しかし、鋭さを増したレヴィスレイトの攻撃は、ユグレヴィーナの反撃を悉く弾き返して刃を届かせている。
互いに攻撃が効かない千日手の様相ではあるが――果たして、その全てが本当に無意味なのか。
『――クオンさん』
「アルトリウスか!」
耳に届いた声に、俺は周囲への警戒を途切れさせぬままに応える。
周囲には化け物が蔓延っており、頭上からは時々ユグレヴィーナの肉片が落ちてくるのだ。
ここはまさに、危険地帯の中の危険地帯である。制空権を取られた戦場よりよほど危険な状況では、生憎と細かな作戦対応までは難しいだろう。
「手短に頼むぞ。頭上が危険すぎるんでな」
『では単刀直入に――隙を突いてユグレヴィーナを討ちます』
手短にとは言ったが、あまりにも簡潔すぎる言葉に思わず半眼を浮かべる。
言わんとすることは分からないではない。アルフィニールと戦うためには、ユグレヴィーナは最悪の障害といっていい。
こいつを取り除かないことには、大前提となるアルフィニールとの戦いに進めないのだ。
故に、この化け物を討つことは正解だと言えるだろう。問題は――
「アルフィニールの能力下にあるあの化け物を、本当に殺し切れるのか?」
現状判明しているのは、《奪命剣》のテクニックであれば殺し切れるかもしれないということだけ。

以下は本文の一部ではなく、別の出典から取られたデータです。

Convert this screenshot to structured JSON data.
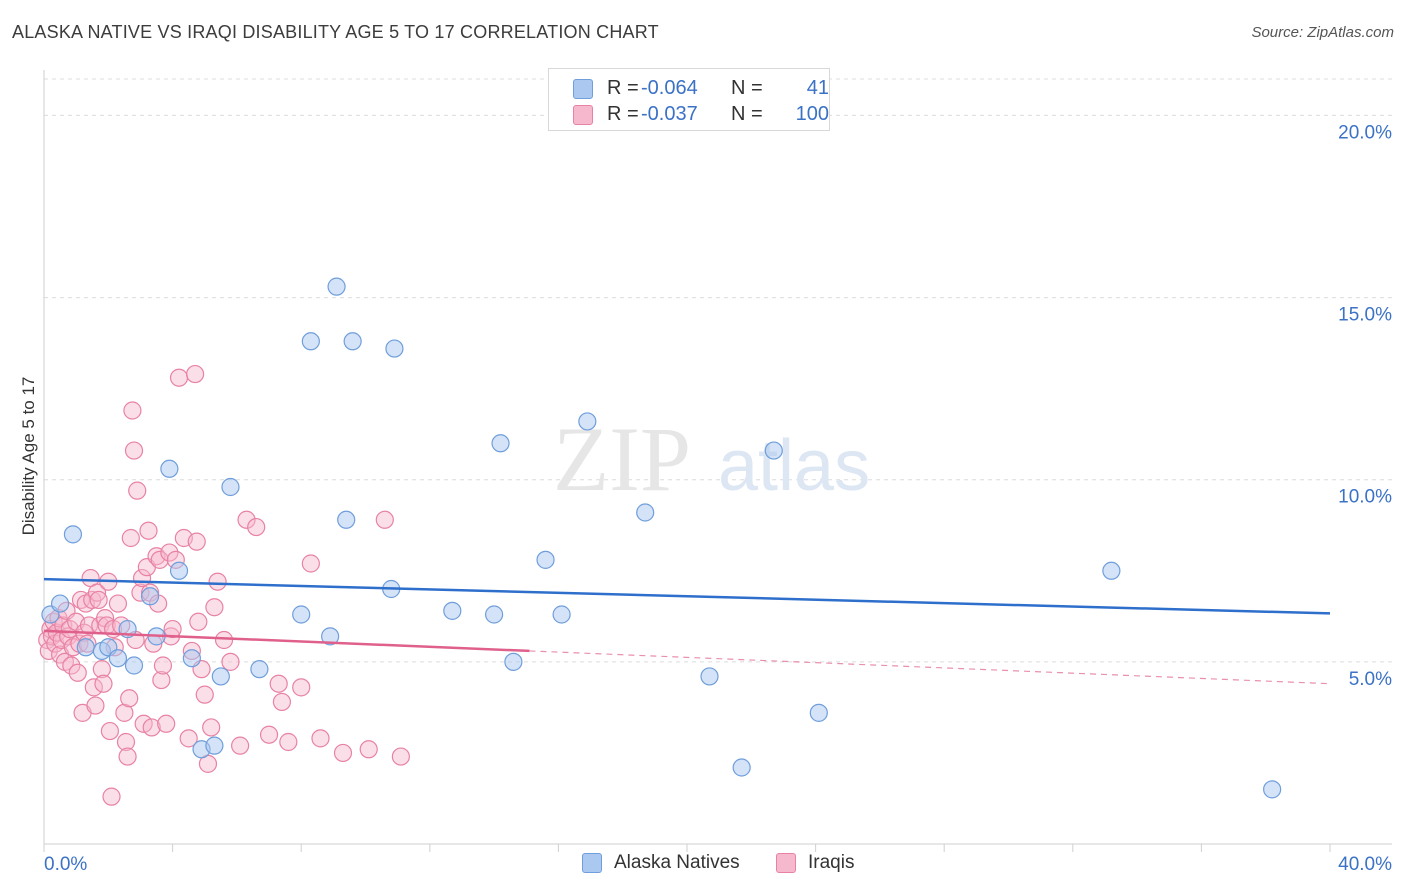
{
  "title": "ALASKA NATIVE VS IRAQI DISABILITY AGE 5 TO 17 CORRELATION CHART",
  "source": "Source: ZipAtlas.com",
  "watermark": {
    "zip": "ZIP",
    "atlas": "atlas"
  },
  "colors": {
    "blue_fill": "#aac8f0",
    "blue_stroke": "#6f9edb",
    "blue_line": "#2e6fcc",
    "pink_fill": "#f6b8cc",
    "pink_stroke": "#e882a4",
    "pink_line": "#e0608c",
    "axis_text": "#3b72c6",
    "grid": "#dcdcdc"
  },
  "legend": {
    "series1": {
      "r_label": "R =",
      "r_value": "-0.064",
      "n_label": "N =",
      "n_value": "41"
    },
    "series2": {
      "r_label": "R =",
      "r_value": "-0.037",
      "n_label": "N =",
      "n_value": "100"
    }
  },
  "bottom_legend": {
    "series1": "Alaska Natives",
    "series2": "Iraqis"
  },
  "chart_data": {
    "type": "scatter",
    "title": "ALASKA NATIVE VS IRAQI DISABILITY AGE 5 TO 17 CORRELATION CHART",
    "xlabel": "",
    "ylabel": "Disability Age 5 to 17",
    "xlim": [
      0,
      40
    ],
    "ylim": [
      0,
      21
    ],
    "x_tick_labels": [
      "0.0%",
      "40.0%"
    ],
    "y_ticks": [
      5,
      10,
      15,
      20
    ],
    "y_tick_labels": [
      "5.0%",
      "10.0%",
      "15.0%",
      "20.0%"
    ],
    "series": [
      {
        "name": "Alaska Natives",
        "r": -0.064,
        "n": 41,
        "trend": {
          "x0": 0,
          "y0": 7.27,
          "x1": 40,
          "y1": 6.33
        },
        "points": [
          [
            0.2,
            6.3
          ],
          [
            0.5,
            6.6
          ],
          [
            0.9,
            8.5
          ],
          [
            1.3,
            5.4
          ],
          [
            1.8,
            5.3
          ],
          [
            2.0,
            5.4
          ],
          [
            2.3,
            5.1
          ],
          [
            2.6,
            5.9
          ],
          [
            2.8,
            4.9
          ],
          [
            3.3,
            6.8
          ],
          [
            3.5,
            5.7
          ],
          [
            3.9,
            10.3
          ],
          [
            4.2,
            7.5
          ],
          [
            4.6,
            5.1
          ],
          [
            4.9,
            2.6
          ],
          [
            5.3,
            2.7
          ],
          [
            5.5,
            4.6
          ],
          [
            5.8,
            9.8
          ],
          [
            6.7,
            4.8
          ],
          [
            8.0,
            6.3
          ],
          [
            8.3,
            13.8
          ],
          [
            8.9,
            5.7
          ],
          [
            9.1,
            15.3
          ],
          [
            9.4,
            8.9
          ],
          [
            9.6,
            13.8
          ],
          [
            10.8,
            7.0
          ],
          [
            10.9,
            13.6
          ],
          [
            12.7,
            6.4
          ],
          [
            14.0,
            6.3
          ],
          [
            14.2,
            11.0
          ],
          [
            14.6,
            5.0
          ],
          [
            15.6,
            7.8
          ],
          [
            16.1,
            6.3
          ],
          [
            16.9,
            11.6
          ],
          [
            18.7,
            9.1
          ],
          [
            20.7,
            4.6
          ],
          [
            21.7,
            2.1
          ],
          [
            22.7,
            10.8
          ],
          [
            24.1,
            3.6
          ],
          [
            33.2,
            7.5
          ],
          [
            38.2,
            1.5
          ]
        ]
      },
      {
        "name": "Iraqis",
        "r": -0.037,
        "n": 100,
        "trend": {
          "x0": 0,
          "y0": 5.85,
          "x1": 15.1,
          "y1": 5.3,
          "dash_x1": 40,
          "dash_y1": 4.4
        },
        "points": [
          [
            0.1,
            5.6
          ],
          [
            0.15,
            5.3
          ],
          [
            0.2,
            5.9
          ],
          [
            0.25,
            5.7
          ],
          [
            0.3,
            6.1
          ],
          [
            0.35,
            5.5
          ],
          [
            0.4,
            5.8
          ],
          [
            0.45,
            6.2
          ],
          [
            0.5,
            5.2
          ],
          [
            0.55,
            5.6
          ],
          [
            0.6,
            6.0
          ],
          [
            0.65,
            5.0
          ],
          [
            0.7,
            6.4
          ],
          [
            0.75,
            5.7
          ],
          [
            0.8,
            5.9
          ],
          [
            0.85,
            4.9
          ],
          [
            0.9,
            5.4
          ],
          [
            1.0,
            6.1
          ],
          [
            1.05,
            4.7
          ],
          [
            1.1,
            5.5
          ],
          [
            1.15,
            6.7
          ],
          [
            1.2,
            3.6
          ],
          [
            1.25,
            5.8
          ],
          [
            1.3,
            6.6
          ],
          [
            1.35,
            5.5
          ],
          [
            1.4,
            6.0
          ],
          [
            1.45,
            7.3
          ],
          [
            1.5,
            6.7
          ],
          [
            1.55,
            4.3
          ],
          [
            1.6,
            3.8
          ],
          [
            1.65,
            6.9
          ],
          [
            1.7,
            6.7
          ],
          [
            1.75,
            6.0
          ],
          [
            1.8,
            4.8
          ],
          [
            1.85,
            4.4
          ],
          [
            1.9,
            6.2
          ],
          [
            1.95,
            6.0
          ],
          [
            2.0,
            7.2
          ],
          [
            2.05,
            3.1
          ],
          [
            2.1,
            1.3
          ],
          [
            2.15,
            5.9
          ],
          [
            2.2,
            5.4
          ],
          [
            2.3,
            6.6
          ],
          [
            2.4,
            6.0
          ],
          [
            2.5,
            3.6
          ],
          [
            2.55,
            2.8
          ],
          [
            2.6,
            2.4
          ],
          [
            2.65,
            4.0
          ],
          [
            2.7,
            8.4
          ],
          [
            2.75,
            11.9
          ],
          [
            2.8,
            10.8
          ],
          [
            2.85,
            5.6
          ],
          [
            2.9,
            9.7
          ],
          [
            3.0,
            6.9
          ],
          [
            3.05,
            7.3
          ],
          [
            3.1,
            3.3
          ],
          [
            3.2,
            7.6
          ],
          [
            3.25,
            8.6
          ],
          [
            3.3,
            6.9
          ],
          [
            3.35,
            3.2
          ],
          [
            3.4,
            5.5
          ],
          [
            3.5,
            7.9
          ],
          [
            3.55,
            6.6
          ],
          [
            3.6,
            7.8
          ],
          [
            3.65,
            4.5
          ],
          [
            3.7,
            4.9
          ],
          [
            3.8,
            3.3
          ],
          [
            3.9,
            8.0
          ],
          [
            3.95,
            5.7
          ],
          [
            4.0,
            5.9
          ],
          [
            4.1,
            7.8
          ],
          [
            4.2,
            12.8
          ],
          [
            4.35,
            8.4
          ],
          [
            4.5,
            2.9
          ],
          [
            4.6,
            5.3
          ],
          [
            4.7,
            12.9
          ],
          [
            4.75,
            8.3
          ],
          [
            4.8,
            6.1
          ],
          [
            4.9,
            4.8
          ],
          [
            5.0,
            4.1
          ],
          [
            5.1,
            2.2
          ],
          [
            5.2,
            3.2
          ],
          [
            5.3,
            6.5
          ],
          [
            5.4,
            7.2
          ],
          [
            5.6,
            5.6
          ],
          [
            5.8,
            5.0
          ],
          [
            6.1,
            2.7
          ],
          [
            6.3,
            8.9
          ],
          [
            6.6,
            8.7
          ],
          [
            7.0,
            3.0
          ],
          [
            7.3,
            4.4
          ],
          [
            7.4,
            3.9
          ],
          [
            7.6,
            2.8
          ],
          [
            8.0,
            4.3
          ],
          [
            8.3,
            7.7
          ],
          [
            8.6,
            2.9
          ],
          [
            9.3,
            2.5
          ],
          [
            10.1,
            2.6
          ],
          [
            10.6,
            8.9
          ],
          [
            11.1,
            2.4
          ]
        ]
      }
    ]
  }
}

そのために俺へと声をかけてきたのは分かるが、果たしてどうやってその状況に持って行くというのか。
俺の問いに対し、アルトリウスは力強く続ける。
『安全圏確保に動かしたプレイヤーを観測手に、ユグレヴィーナの情報をスキャンしています。アルフィニールに取り込まれているからかは分かりませんが、HPバーは一本だけ。つまり、今の体力を削りきれば一度溶けて復活すると思われます』
「つまり、こいつのHPが尽きる直前に俺が《奪命剣》の攻撃を当てると?」
『はい。ですがタイミングを合わせる必要もありますし、適当に攻撃するだけでは削り切れない可能性もある。だからこそ……HPが減ったタイミングで、最大の攻撃を急所に当てるしかありません』
その言葉に、俺はちらりと黒く染まった餓狼丸の刀身に視線を向ける。
つまりは、そういうことだろう。そのための準備をしてきたとはいえ、まさかこのような形で切り札を切ることになろうとは。
――故に、俺は笑みと共に頷いた。
「いいだろう。元より行き当たりばったりだ。賭けに出なけりゃ、得られるもんも得られやしない」
前哨戦と呼ぶには、あまりにも強大な敵。
だが、ここを潜り抜けなければ大公を討つなど夢のまた夢だ。
全力を以て障害を排除する――その覚悟を決め、俺はセイランを呼び寄せたのだった。